Galicia necesitó años para implantar el grueso de las medidas que ahora prevé extender el Gobierno en el plano autonómico
20 jun 2013 . Actualizado a las 07:00 h.La legislatura se le va a quedar muy corta al Gobierno para materializar esas reformas que deben reducir el gasto en aras de una Administración más eficiente. El copioso paquete de medidas anunciado ayer, con 217 iniciativas, corrobora que el problema no es tanto de falta de ideas como de demora en su puesta en marcha. De hecho, esta nueva entrega engloba la que Rajoy presentó al pleno del Congreso hace casi un año y que Hacienda ha ido descafeinando sin que todavía se divise el horizonte de su puesta en marcha. La pretensión de suprimir concejales quedó en papel mojado y el calado del tijeretazo a las retribuciones de los alcaldes está por ver. Ahora, el Gobierno gira el foco del ámbito local al autonómico, con medidas en las que Galicia lleva varios años de ventaja. Desde esa experiencia, a las reformas planteadas les queda ahora un largo recorrido para su aplicación real.
Reducción de «chiringuitos»
Rajoy puso ayer varios ejemplos de órganos de los que podrían prescindir las comunidades, para delegar sus competencias en los estatales. Sin renunciar a los suyos en meteorología (MeteoGalicia) o en energía (Inega), dos de los frentes citados por el presidente del Gobierno, la Xunta ha suprimido hasta ahora 56 chiringuitos de los 157 que lastraban la Administración autonómica en el 2009: 104 creados en la etapa de Fraga y 21 por el bipartito. Este proceso de racionalización, que ahora aborda una segunda fase, reporta un ahorro que el Ejecutivo de Feijoo cifra en 35 millones al año. Galicia también ha sido el laboratorio para supeditar la creación y financiación de nuevos entes al cumplimiento de unos objetivos previos. La Xunta, eso sí, se reserva en el borrador de la futura Lei do Emprego Público la posibilidad de seguir reclutando a las cúpulas de los chiringuitos en la empresa privada.

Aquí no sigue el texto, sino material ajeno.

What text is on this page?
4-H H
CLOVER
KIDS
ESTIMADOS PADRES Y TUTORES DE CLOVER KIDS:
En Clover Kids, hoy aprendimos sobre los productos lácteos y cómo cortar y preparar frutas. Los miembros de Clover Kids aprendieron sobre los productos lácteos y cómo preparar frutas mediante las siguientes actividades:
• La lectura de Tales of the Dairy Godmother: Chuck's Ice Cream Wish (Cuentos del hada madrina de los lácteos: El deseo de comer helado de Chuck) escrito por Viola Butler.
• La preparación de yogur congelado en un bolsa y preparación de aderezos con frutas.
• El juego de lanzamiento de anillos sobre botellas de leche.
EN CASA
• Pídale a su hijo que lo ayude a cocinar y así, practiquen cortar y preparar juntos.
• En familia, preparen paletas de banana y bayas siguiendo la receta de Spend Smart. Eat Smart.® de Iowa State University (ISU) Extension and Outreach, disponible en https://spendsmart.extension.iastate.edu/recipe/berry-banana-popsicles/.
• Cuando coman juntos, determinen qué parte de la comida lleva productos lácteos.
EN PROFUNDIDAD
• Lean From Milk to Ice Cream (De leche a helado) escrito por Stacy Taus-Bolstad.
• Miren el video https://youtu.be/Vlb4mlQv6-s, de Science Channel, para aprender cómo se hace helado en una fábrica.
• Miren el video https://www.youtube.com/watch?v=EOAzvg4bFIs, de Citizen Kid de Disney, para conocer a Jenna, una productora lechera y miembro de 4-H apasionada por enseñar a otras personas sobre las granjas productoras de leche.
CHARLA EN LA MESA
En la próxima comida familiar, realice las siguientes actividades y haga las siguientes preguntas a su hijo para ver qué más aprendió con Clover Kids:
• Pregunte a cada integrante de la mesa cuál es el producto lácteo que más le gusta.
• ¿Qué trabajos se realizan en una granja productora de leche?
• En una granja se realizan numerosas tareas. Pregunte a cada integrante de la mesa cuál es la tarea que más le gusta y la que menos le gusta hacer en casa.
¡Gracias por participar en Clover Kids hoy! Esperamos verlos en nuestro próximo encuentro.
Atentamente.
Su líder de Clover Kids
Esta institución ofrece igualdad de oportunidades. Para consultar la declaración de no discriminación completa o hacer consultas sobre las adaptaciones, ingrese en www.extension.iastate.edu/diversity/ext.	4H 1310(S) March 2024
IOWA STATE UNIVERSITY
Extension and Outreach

Menos alquileres de oficinas
Es otro balance que Feijoo acostumbra a actualizar con frecuencia. En la anterior legislatura (2009-2012), la Xunta rebajó su gasto anual en arrendamiento de inmuebles para sus oficinas de 7,6 a 5,7 millones de euros. El objetivo es reducir la factura de las más de 70 sedes en Galicia y Madrid a unos 4,7 millones.
Mayor tijeretazo en las nóminas
También aquí Galicia marcha con ventaja. Los empleados públicos gallegos arrastran recortes en sus nóminas mayores a los que dependen de la Administración del Estado. A la rebaja del 5 % aplicada por el Gobierno de Zapatero hace tres años, se sumó en el 2012 un 7 % por la supresión de la paga extraordinaria de diciembre, y se añade este año un recorte medio en las dos extras que oscilará entre el 2 y el 6 %. Los 30.000 trabajadores de la Administración estatal en Galicia quedarán al margen de esta última rebaja.
Agilizar pagos a proveedores
En los cuatro primeros meses de este año, la Administración autonómica pagó a sus proveedores con una demora media de 28,2 días. El objetivo es cerrar el ejercicio con un margen de liquidación de 50 días.